I'm trying to write a regex (for JavaScript's regex engine) that I can use to do a find and replace in text for emoji names within colons. Like in Slack or Discord when you type :smiley-face: and it replaces it when you submit the chat. I'm targeting text nodes only so I don't need to worry about other html inside the text.

Is it possible to write a regex that could match all of the following rules? (text highlighted with monospace blocks = regex positive matches)

:any-non-whitespace:
:text1:sample2:
:@(1@#$@SD: :s:
:nospace::inbetween: because there are 2 colons in the middle
:nospace:middle:nospace:

I'm starting with something like this but it's incomplete

/:(?!:)\S+:/gim

I'm trying to think of all the special cases that might possibly occur doing this.
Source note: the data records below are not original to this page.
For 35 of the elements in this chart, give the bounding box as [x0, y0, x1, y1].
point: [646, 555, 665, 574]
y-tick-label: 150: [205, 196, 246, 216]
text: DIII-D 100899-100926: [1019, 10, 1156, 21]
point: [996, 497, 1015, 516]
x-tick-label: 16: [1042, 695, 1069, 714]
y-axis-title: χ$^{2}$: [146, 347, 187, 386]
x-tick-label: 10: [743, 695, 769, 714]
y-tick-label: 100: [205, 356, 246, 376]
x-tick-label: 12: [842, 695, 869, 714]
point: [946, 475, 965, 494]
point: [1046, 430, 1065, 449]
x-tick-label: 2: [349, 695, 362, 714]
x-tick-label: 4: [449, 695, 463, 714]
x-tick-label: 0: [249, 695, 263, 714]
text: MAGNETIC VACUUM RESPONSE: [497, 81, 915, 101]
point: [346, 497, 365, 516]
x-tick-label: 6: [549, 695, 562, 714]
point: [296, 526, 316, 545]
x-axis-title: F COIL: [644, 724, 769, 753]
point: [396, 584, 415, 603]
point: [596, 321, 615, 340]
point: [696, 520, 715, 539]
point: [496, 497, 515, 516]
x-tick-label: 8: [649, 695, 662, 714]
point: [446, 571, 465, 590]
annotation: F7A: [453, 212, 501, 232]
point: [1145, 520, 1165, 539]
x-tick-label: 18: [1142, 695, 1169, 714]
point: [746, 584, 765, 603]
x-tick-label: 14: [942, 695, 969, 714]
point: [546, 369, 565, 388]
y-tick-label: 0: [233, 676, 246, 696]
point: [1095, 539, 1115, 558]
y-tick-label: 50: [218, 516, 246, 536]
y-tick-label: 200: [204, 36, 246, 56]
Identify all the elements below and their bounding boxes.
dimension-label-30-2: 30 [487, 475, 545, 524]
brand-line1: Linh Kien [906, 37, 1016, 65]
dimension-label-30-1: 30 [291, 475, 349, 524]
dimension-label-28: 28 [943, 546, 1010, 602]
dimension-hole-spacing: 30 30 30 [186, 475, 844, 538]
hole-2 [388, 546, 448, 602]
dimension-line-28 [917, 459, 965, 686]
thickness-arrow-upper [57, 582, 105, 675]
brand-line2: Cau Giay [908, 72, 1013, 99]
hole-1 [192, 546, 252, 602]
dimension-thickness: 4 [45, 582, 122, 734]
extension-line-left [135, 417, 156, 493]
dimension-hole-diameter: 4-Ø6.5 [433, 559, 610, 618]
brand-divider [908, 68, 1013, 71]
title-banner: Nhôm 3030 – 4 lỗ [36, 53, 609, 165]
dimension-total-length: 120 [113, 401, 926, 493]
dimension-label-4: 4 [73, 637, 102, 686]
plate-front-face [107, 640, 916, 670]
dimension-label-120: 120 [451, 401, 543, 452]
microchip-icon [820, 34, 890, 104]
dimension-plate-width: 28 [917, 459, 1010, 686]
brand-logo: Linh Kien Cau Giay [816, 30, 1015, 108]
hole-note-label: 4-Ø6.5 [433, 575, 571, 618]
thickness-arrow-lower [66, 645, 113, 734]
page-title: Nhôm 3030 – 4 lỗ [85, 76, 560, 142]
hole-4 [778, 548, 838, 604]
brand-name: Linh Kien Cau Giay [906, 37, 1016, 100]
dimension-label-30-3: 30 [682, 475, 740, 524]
Maybe I'm overthinking it.

There's a lot of Twitch emotes involved so I can't use emoji unicode characters. The regex will find matches and replace with tags

回答1:

I suggest using

:[^:\s]*(?:::[^:\s]*)*:

See the regex demo. It is the same pattern as :(?:[^:\s]|::)*:, but a bit more efficient because the (?:..|...)* part is unrolled.

Details

  • : - a colon
  • [^:\s]* - 0+ chars other than : and whitespace
  • (?: - start of a quantified non-capturing group:
    • :: - double colon
    • [^:\s]* - 0+ chars other than : and whitespace
  • )* - end of grouping, repeated 0 or more times (due to the * quantifier)
  • : - a colon.


回答2:

Do you want something like this regex?

(:(?![\n])[()#$@-\w]+:)

Demo,,, in which you can additionally insert unallowed characters into the character class of the (?![\n]) and also additonally insert allowed characters into the character class [()#$@-\w]



回答3:

My first thought was

:(::|[^:\n])+:

It matches a string, at least one character long, including surrounding colons, that consists of either

  • two colons (::), or
  • a character that isn't a colon, nor a line feed.

But that's basically what Wiktor had as a (slower) alternative (comments). But I'll leave it here anyway since it's working, as opposed to the other submitted answers ;)

See it here at regex101.



回答4:

Try this regx

/(^|\s)+:([^\s\n\r])+:|^:[^\s\n\r]+/g